The Nigerian Communications Commission’s Computer Security Incident Response Team (NCC-CSIRT) has advised users to use two-factor authentication to protect their Telegram accounts and not to download unknown Advanced IP Scanner Software in response to the discovery of a new attack that compromises victims’ VPN (Virtual Private Network) accounts to compromise messaging app, Telegram.
Ukrainian cyber experts discovered the attack, which employs Vidar Malware (Vidar Stealer) to steal Telegram session data, allowing unauthorized access to the victim’s telegram account as well as corporate account or network in the absence of configured two-factor authentication and a passcode.
The malware, which steals data by gaining unauthorized access to Telegram users’ and corporate accounts, targets all operating systems platforms including iOS, Android, Linux, Mac, and Windows.
“According to the Ukrainian CERT, Somnia Ransomware was developed for use on Telegram, tricking users into downloading an installer that mimics ‘Advanced IP Scanner’ software, which contains Vidar Malware.” The installer installs the Vidar stealer, which steals the victim’s Telegram session data in order to take control of their account.
“The threat actors use the victim’s Telegram account in an unspecified manner to steal VPN connection data” (authentication and certificates). The alert and advisory state that “if the VPN account is not protected by a two-factor authentication passcode, the hackers use it to gain unauthorized access to the victim’s employer’s corporate network.”

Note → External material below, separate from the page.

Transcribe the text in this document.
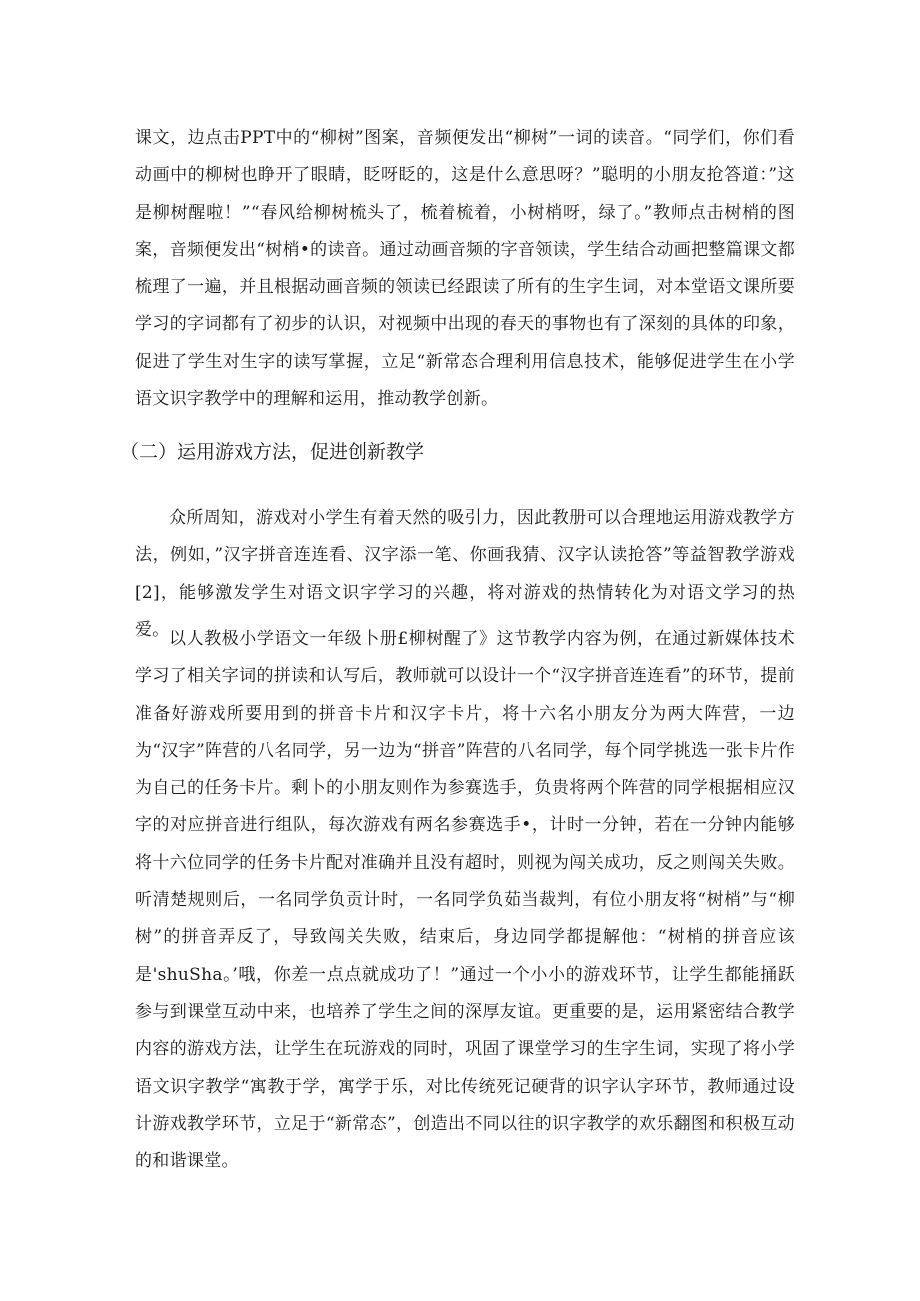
课文，边点击PPT中的“柳树”图案，音频便发出“柳树”一词的读音。“同学们，你们看动画中的柳树也睁开了眼睛，眨呀眨的，这是什么意思呀？”聪明的小朋友抢答道：”这是柳树醒啦！”“春风给柳树梳头了，梳着梳着，小树梢呀，绿了。”教师点击树梢的图案，音频便发出“树梢•的读音。通过动画音频的字音领读，学生结合动画把整篇课文都梳理了一遍，并且根据动画音频的领读已经跟读了所有的生字生词，对本堂语文课所要学习的字词都有了初步的认识，对视频中出现的春天的事物也有了深刻的具体的印象，促进了学生对生字的读写掌握，立足“新常态合理利用信息技术，能够促进学生在小学语文识字教学中的理解和运用，推动教学创新。

（二）运用游戏方法，促进创新教学

众所周知，游戏对小学生有着天然的吸引力，因此教册可以合理地运用游戏教学方法，例如，”汉字拼音连连看、汉字添一笔、你画我猜、汉字认读抢答”等益智教学游戏[2]，能够激发学生对语文识字学习的兴趣，将对游戏的热情转化为对语文学习的热爱。 以人教极小学语文一年级卜册£柳树醒了》这节教学内容为例，在通过新媒体技术学习了相关字词的拼读和认写后，教师就可以设计一个“汉字拼音连连看”的环节，提前准备好游戏所要用到的拼音卡片和汉字卡片，将十六名小朋友分为两大阵营，一边为“汉字”阵营的八名同学，另一边为“拼音”阵营的八名同学，每个同学挑选一张卡片作为自己的任务卡片。剩卜的小朋友则作为参赛选手，负贵将两个阵营的同学根据相应汉字的对应拼音进行组队，每次游戏有两名参赛选手•，计时一分钟，若在一分钟内能够将十六位同学的任务卡片配对准确并且没有超时，则视为闯关成功，反之则闯关失败。听清楚规则后，一名同学负贡计时，一名同学负茹当裁判，有位小朋友将“树梢”与“柳树”的拼音弄反了，导致闯关失败，结束后，身边同学都提解他：“树梢的拼音应该是'shuSha。’哦，你差一点点就成功了！”通过一个小小的游戏环节，让学生都能捅跃参与到课堂互动中来，也培养了学生之间的深厚友谊。更重要的是，运用紧密结合教学内容的游戏方法，让学生在玩游戏的同时，巩固了课堂学习的生字生词，实现了将小学语文识字教学“寓教于学，寓学于乐，对比传统死记硬背的识字认字环节，教师通过设计游戏教学环节，立足于“新常态”，创造出不同以往的识字教学的欢乐翻图和积极互动的和谐课堂。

“Once inside, the intruders conduct reconnaissance work using tools such as Netscan, Rclone, Anydesk, and Ngrok to perform various surveillance and remote access activities,” according to the report.
The CSIRT is the telecom sector’s cyber security incident center, established by the NCC to focus on incidents in the telecom sector that may affect telecom consumers and citizens at large.
The CSIRT also collaborates with ngCERT, which was established by the Federal Government to reduce the volume of future computer risk incidents by preparing, protecting, and securing Nigerian cyberspace to prevent attacks, problems, or related events.